Nyaris tak ada angin di bawah situ. Ducky mendongak, memandang pepohonan yang kayunya tinggi menjulang, sementara tanaman lain merambat di batang mereka atau membuat semak rimbun dengan dedaunan lebar-lebar. Semua terlihat berlomba menadah dan meminta sinar matahari sebanyak mungkin. Konsep yang sulit dipahami oleh dirinya yang terbiasa melihat tanaman sebagai makhluk yang rendah hati terhadap kejamnya mentari gurun.

Namun cahaya remang-remang akibat hanya sedikit cahaya yang mencapai tanah memang membuatnya ingin memanjat salah satu pohon untuk ikut berlomba bersama tanaman yang ada.

"Apa yang terjadi?" Suaranya bergaung.

Mungkin akibat panas yang memusingkan mungkin juga karena udara berat dan lembab serasa menenggelamkan paru-parunya. Telinganya terlalu sibuk menangkap banyak suara asing: tawa pendek-pendek hewan mamalia yang makin meninggi, jeritan panjang-panjang unggas, cicit-cicit tak dikenal, riuh paduan suara serangga dan gemerisik dedaunan.

Terengah-engah hanya karena berjalan tak sampai seratus meter, kakinya sudah lemas karena beberapa kali berusaha menahan keseimbangan untuk tidak terpeleset lumut.
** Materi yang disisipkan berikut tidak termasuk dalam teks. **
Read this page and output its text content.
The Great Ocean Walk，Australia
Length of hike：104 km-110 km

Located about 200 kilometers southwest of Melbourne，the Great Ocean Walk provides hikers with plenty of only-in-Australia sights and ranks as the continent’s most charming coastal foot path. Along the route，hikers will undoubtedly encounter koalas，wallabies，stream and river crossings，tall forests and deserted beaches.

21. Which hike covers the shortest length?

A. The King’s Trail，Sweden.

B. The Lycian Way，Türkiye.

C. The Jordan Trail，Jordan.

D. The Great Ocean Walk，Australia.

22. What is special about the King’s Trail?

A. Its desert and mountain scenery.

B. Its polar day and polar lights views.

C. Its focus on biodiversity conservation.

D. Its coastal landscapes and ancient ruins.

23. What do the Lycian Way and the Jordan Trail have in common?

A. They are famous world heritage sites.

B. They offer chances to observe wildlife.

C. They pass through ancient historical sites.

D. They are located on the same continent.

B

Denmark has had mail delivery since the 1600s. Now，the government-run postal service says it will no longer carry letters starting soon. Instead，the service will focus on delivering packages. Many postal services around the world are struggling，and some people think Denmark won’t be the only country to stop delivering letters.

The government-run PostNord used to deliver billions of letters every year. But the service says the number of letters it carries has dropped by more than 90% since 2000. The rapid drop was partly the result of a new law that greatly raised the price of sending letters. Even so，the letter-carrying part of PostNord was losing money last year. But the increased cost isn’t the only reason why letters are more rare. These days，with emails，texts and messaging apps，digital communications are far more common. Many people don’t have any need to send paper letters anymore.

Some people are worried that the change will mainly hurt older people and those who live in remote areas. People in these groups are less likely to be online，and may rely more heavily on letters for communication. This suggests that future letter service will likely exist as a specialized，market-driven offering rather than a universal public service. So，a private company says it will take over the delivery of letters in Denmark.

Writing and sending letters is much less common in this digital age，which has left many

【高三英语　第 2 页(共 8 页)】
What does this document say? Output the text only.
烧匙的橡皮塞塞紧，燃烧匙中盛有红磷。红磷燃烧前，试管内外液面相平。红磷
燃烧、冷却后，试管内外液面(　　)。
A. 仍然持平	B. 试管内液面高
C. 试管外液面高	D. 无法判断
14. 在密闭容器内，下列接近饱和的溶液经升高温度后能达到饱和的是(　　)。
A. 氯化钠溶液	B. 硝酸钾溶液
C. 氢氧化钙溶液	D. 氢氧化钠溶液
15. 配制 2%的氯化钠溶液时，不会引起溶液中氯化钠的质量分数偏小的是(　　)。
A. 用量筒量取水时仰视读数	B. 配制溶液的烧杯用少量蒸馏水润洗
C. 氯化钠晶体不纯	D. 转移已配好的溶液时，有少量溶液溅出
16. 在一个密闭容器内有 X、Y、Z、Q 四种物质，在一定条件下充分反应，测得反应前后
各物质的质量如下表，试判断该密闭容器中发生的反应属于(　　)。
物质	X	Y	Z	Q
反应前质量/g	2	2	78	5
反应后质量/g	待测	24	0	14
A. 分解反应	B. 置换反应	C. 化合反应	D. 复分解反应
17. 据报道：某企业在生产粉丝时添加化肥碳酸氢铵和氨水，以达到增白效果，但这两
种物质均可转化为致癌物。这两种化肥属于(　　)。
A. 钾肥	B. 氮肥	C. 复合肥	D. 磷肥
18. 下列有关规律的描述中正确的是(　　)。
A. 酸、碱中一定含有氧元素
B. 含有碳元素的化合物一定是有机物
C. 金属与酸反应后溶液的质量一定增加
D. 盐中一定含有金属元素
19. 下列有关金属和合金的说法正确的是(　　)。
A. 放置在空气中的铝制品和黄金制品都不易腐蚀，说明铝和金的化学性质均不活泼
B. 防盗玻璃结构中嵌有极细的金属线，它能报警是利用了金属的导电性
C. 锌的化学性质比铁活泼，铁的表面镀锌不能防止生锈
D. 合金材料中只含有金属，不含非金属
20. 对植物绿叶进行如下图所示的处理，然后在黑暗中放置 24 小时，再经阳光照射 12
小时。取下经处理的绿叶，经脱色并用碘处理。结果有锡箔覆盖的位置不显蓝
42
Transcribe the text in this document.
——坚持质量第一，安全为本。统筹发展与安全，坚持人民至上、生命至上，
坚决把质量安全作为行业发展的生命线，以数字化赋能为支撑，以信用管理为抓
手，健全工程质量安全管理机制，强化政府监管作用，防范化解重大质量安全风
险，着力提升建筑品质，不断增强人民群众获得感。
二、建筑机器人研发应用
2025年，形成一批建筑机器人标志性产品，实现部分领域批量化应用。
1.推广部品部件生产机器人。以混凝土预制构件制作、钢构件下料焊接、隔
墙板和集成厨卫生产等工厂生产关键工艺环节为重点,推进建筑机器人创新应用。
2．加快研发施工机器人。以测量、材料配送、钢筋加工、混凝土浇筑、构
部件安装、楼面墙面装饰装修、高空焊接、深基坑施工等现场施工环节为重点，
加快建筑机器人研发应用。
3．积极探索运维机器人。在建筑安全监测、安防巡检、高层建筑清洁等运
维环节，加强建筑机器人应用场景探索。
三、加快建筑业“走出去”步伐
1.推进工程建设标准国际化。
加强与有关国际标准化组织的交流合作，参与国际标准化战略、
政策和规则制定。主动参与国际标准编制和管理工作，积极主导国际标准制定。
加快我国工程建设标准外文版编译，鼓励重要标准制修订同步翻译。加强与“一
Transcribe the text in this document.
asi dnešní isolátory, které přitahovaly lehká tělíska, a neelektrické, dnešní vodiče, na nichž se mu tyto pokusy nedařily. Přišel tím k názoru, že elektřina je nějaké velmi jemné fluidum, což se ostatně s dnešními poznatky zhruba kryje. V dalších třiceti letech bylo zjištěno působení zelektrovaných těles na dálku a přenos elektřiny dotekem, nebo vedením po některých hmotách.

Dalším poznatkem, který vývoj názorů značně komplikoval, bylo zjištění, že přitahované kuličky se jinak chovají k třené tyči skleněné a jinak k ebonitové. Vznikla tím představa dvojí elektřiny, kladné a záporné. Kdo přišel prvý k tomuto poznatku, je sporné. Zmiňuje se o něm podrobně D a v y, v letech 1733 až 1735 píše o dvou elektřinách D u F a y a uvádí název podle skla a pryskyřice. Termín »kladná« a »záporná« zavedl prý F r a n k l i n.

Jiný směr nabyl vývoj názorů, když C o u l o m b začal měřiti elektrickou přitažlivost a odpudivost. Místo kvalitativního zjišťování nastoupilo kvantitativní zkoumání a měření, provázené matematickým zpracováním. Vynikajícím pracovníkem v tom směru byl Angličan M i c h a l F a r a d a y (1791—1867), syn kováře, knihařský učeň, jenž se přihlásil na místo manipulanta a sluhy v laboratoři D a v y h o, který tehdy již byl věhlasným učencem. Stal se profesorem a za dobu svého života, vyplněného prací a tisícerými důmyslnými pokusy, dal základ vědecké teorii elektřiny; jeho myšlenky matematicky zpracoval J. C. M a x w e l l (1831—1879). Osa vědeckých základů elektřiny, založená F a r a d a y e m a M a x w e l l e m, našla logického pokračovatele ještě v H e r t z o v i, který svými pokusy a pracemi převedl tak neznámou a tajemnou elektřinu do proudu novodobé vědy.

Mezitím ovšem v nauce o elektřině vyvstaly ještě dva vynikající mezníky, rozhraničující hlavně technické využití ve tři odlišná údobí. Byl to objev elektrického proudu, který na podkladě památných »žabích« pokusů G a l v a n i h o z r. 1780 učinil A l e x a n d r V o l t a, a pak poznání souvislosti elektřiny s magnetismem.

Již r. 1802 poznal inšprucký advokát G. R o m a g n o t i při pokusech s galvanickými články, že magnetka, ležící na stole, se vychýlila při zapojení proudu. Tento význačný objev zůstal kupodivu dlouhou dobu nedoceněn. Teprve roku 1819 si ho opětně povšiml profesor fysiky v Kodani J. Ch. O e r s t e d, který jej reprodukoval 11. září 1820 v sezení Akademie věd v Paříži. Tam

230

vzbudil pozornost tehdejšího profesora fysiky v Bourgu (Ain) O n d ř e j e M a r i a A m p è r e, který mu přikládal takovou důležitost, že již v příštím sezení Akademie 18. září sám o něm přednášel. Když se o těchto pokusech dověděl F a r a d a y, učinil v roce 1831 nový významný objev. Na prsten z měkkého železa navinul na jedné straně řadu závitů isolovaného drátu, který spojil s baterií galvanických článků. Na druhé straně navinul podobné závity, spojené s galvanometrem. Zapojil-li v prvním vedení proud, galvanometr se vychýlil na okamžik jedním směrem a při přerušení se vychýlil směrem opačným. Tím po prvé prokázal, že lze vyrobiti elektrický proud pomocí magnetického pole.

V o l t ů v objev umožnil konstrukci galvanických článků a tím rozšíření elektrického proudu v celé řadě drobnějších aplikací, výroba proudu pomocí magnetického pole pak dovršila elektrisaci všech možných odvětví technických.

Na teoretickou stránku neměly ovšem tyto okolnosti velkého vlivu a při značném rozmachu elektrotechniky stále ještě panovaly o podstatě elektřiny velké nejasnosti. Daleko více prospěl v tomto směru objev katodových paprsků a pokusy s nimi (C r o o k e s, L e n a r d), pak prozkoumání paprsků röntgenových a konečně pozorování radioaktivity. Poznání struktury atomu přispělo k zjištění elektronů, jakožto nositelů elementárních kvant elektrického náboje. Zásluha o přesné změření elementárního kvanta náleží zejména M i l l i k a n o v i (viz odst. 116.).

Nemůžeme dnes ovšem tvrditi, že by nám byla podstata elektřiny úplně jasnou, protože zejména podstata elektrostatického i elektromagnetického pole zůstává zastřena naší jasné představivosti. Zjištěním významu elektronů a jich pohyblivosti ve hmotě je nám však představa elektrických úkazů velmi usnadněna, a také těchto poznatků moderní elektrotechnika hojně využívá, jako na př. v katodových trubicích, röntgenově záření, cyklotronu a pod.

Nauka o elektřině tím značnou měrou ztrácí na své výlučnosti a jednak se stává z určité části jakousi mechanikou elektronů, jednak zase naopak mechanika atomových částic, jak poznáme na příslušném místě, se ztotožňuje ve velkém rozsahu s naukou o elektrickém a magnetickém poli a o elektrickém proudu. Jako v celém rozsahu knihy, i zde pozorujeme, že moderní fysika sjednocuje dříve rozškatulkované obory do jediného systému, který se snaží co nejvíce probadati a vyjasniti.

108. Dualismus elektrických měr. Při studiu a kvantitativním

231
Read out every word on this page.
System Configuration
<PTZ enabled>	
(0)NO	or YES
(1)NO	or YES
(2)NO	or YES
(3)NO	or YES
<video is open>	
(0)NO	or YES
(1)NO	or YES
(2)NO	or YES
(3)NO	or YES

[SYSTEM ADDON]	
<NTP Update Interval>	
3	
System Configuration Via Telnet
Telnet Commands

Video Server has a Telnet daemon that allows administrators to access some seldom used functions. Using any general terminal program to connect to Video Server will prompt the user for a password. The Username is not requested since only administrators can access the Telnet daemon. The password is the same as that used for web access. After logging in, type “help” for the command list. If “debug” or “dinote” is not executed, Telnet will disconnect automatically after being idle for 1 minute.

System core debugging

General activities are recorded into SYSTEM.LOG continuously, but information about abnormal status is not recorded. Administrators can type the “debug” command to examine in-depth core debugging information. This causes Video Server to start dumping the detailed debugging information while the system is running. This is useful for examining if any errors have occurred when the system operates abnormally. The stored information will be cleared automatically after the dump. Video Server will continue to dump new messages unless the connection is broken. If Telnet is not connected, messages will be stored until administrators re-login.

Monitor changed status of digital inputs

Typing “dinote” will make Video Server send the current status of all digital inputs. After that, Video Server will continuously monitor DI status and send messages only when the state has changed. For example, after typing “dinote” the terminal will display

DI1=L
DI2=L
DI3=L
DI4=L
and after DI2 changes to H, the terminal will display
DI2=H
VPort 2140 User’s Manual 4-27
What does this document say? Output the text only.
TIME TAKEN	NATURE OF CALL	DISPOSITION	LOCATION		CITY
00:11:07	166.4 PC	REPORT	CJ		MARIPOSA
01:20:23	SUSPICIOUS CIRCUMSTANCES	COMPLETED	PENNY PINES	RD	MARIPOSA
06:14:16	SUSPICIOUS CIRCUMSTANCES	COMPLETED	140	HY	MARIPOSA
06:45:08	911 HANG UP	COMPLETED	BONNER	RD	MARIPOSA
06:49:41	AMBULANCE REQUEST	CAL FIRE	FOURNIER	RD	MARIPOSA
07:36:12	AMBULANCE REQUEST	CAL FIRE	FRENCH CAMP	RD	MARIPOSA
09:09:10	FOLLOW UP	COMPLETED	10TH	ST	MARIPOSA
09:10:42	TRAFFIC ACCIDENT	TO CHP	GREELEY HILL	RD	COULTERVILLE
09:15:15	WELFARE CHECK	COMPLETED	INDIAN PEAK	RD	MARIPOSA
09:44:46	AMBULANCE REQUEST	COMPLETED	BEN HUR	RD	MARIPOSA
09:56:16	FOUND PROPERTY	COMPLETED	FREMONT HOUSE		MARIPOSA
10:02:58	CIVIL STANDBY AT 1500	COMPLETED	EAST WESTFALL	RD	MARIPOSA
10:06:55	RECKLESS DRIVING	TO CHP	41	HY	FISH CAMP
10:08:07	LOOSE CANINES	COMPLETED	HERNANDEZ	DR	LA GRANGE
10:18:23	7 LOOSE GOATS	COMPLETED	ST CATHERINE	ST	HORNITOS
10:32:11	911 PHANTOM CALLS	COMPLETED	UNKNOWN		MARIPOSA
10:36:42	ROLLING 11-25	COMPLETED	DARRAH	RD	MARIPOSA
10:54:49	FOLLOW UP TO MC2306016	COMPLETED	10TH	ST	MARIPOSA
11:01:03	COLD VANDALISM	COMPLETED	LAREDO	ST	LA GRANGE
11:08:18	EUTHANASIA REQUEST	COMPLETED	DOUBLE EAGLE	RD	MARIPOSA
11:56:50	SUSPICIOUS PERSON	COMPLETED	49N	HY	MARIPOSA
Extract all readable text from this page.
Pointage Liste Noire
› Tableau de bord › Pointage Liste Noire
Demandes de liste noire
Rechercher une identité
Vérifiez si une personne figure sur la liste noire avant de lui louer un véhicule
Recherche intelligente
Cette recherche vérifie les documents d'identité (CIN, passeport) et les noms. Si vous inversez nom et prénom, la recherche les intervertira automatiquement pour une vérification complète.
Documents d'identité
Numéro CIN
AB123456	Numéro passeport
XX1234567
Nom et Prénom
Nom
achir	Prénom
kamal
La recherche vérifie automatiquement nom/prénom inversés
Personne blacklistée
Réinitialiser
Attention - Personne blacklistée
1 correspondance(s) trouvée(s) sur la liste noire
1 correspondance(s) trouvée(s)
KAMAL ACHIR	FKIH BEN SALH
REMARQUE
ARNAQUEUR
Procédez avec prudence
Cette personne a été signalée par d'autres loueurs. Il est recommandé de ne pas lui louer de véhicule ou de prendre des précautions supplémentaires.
Kaos kaki di dalam sepatu bot terasa licin juga, entah akibat air yang tak sengaja menerobos ketika dia menginjak kubangan atau akibat keringat, atau keduanya. Ducky tidak bisa membayangkan bau yang akan menguar begitu sepatu bot dan kaos kakinya dilepas nanti.

Masih belum betul-betul mencerna apa yang terjadi, sesuatu yang nyaris membuatnya menjerit panik terjadi. Setetes air menimpa hidung. Ketika Ducky mendongak, tetesan berikutnya jatuh menyerbu. Hujan.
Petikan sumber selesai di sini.